JVM default stack size and 64KB base pages
Posted Jun 23, 2006 20:24 UTC (Fri) by
vaurora (guest, #38407)
In reply to:
KHB: Transparent support for large pages by ortalo
Parent article:
KHB: Transparent support for large pages
I heard this story third-hand, so any corrections or additional details are welcome.
An unnamed large systems company decided to implement 64KB base pages in its OS. Everything looked dandy and great, except that for some reason nothing would work under Java. A closer look revealed that the default stack size of each thread in the JVM was set to 2*PAGESIZE... and the maximum stack size was 128KB. So threads would be created with 128KB stacks, immediately trigger a stack overflow, and die. This clearly is a bug and an abuse of PAGESIZE. However, given said company's fanatical devotion to strict binary compatibility above all else, it was decided that 64KB base page size could not be shipped because it would not work with that version of the JVM. This was an unpopular decision; it's possible it's been reversed since then.
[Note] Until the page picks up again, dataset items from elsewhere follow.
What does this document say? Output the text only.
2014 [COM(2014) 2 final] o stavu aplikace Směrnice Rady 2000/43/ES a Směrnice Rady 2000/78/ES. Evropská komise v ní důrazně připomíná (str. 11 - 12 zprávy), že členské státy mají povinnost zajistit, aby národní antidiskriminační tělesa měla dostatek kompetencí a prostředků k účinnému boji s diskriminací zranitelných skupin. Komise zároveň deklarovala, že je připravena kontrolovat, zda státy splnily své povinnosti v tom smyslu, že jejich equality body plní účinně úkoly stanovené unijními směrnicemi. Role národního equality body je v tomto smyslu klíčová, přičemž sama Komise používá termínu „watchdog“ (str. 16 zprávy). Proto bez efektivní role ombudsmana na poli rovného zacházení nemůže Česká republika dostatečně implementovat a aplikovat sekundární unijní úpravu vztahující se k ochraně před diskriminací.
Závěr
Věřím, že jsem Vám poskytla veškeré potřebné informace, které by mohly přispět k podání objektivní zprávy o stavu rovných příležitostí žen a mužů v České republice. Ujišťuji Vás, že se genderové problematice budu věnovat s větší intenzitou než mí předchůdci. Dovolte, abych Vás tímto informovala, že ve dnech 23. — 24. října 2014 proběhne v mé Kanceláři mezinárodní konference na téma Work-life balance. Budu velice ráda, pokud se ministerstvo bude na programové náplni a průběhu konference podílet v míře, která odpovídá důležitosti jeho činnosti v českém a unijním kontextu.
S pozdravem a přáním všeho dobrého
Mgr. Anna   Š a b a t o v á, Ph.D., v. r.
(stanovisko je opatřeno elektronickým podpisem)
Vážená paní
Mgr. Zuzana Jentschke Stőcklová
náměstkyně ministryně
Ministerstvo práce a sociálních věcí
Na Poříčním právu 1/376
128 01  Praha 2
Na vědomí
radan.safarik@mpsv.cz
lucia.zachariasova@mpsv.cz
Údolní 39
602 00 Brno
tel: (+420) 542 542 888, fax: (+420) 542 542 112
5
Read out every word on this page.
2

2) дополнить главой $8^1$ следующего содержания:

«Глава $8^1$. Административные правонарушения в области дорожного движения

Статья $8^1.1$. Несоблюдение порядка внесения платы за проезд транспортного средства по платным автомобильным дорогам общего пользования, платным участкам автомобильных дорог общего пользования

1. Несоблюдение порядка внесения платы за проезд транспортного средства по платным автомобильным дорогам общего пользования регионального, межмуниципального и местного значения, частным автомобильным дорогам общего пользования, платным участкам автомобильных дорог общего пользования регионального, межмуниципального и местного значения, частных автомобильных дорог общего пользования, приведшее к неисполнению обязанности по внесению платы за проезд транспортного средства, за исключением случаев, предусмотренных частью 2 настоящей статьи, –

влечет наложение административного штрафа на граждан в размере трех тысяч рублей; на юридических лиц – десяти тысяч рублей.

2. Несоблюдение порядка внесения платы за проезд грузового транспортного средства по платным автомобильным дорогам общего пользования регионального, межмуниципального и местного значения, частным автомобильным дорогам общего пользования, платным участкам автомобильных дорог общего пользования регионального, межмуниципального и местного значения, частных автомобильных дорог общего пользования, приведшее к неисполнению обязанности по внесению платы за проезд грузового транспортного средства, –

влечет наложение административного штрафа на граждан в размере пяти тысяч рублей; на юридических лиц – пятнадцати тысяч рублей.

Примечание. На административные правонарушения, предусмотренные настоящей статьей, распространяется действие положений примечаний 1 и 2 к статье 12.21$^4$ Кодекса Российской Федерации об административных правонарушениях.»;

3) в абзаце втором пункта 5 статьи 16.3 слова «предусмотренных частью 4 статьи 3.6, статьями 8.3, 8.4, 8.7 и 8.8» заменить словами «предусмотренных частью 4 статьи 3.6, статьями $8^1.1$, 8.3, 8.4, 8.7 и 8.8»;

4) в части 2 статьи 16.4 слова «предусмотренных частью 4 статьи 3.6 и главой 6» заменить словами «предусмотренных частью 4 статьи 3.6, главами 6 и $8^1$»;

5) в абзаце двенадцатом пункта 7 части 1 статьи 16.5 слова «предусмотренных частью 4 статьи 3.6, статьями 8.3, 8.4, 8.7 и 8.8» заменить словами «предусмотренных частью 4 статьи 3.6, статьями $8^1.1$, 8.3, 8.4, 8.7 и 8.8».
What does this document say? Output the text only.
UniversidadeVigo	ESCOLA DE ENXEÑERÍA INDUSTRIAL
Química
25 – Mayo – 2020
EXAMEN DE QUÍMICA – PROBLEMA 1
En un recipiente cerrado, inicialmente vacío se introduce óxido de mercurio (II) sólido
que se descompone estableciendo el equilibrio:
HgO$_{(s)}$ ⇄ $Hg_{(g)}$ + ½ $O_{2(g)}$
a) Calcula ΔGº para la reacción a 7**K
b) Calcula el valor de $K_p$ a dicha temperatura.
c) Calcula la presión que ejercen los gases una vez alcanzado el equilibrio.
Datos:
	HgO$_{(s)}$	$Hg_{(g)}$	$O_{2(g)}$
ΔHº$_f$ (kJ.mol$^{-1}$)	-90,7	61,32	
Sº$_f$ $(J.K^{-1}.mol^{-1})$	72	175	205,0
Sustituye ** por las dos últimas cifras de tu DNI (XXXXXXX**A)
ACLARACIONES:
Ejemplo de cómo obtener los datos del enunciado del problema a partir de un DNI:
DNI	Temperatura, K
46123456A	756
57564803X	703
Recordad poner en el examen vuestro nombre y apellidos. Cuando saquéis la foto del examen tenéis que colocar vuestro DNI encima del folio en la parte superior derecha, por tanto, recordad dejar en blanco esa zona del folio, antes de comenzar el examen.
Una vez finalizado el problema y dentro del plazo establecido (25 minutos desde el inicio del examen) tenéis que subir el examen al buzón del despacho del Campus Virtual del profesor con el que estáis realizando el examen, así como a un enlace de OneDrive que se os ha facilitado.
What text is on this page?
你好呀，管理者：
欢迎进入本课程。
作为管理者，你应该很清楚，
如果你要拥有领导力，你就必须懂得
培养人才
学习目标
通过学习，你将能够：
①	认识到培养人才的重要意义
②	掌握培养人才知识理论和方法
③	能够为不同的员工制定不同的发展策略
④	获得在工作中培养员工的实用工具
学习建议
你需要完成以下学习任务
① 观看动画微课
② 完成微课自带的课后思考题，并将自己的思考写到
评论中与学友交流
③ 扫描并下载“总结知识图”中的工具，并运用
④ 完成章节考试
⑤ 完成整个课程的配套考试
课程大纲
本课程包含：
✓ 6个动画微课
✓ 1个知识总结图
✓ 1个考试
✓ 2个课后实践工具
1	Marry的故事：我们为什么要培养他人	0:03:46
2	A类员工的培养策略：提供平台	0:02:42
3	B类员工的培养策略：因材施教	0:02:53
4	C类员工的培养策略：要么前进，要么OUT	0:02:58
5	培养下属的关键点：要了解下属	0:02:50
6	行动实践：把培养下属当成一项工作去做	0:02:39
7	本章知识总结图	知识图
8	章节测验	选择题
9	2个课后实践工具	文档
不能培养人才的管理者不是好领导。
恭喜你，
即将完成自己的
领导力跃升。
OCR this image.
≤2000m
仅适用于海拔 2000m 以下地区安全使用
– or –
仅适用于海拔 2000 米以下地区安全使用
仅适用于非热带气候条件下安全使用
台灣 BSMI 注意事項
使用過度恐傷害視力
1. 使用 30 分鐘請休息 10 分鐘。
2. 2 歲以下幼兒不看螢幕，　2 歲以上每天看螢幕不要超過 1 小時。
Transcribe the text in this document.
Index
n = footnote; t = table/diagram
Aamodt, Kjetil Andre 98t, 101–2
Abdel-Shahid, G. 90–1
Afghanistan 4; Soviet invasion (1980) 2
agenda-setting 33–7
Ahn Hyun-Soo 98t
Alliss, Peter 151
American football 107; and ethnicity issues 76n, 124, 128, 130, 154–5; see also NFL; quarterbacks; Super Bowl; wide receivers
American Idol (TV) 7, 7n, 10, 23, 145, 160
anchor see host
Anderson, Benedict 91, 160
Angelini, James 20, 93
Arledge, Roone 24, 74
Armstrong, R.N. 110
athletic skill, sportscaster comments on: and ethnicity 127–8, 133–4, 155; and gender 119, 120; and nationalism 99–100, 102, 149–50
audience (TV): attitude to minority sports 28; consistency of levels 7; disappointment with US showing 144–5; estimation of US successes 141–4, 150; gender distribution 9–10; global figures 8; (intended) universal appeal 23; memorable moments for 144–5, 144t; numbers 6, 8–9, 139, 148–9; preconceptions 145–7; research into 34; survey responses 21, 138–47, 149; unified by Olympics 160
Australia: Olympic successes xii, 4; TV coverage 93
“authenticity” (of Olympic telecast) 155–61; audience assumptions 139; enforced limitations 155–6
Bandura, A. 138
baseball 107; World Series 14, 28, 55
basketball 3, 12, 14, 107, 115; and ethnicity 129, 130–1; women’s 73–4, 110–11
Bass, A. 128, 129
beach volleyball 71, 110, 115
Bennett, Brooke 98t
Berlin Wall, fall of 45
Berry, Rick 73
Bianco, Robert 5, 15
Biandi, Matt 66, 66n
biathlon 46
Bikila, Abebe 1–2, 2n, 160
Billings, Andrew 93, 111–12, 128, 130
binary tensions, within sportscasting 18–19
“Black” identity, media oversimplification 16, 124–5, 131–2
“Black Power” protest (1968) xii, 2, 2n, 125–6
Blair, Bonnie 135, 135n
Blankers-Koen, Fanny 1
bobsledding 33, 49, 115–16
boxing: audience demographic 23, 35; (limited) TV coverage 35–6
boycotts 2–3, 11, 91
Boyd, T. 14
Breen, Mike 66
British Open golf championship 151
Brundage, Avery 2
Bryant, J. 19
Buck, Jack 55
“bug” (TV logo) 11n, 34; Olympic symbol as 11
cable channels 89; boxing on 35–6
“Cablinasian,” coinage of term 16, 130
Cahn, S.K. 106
The moral of the story is either "Strict binary compatibility is bad" or "Use transparent large pages and keep your base page size the same" or possibly "Computers are hard, let's go shopping!" (as Operating Systems Barbie is wont to say).
Other versions of this story probably exist for other OS's trying out larger base page sizes which undoubtably found the same bug; I don't know how they decided to handle the problem. But I'd love to hear the story!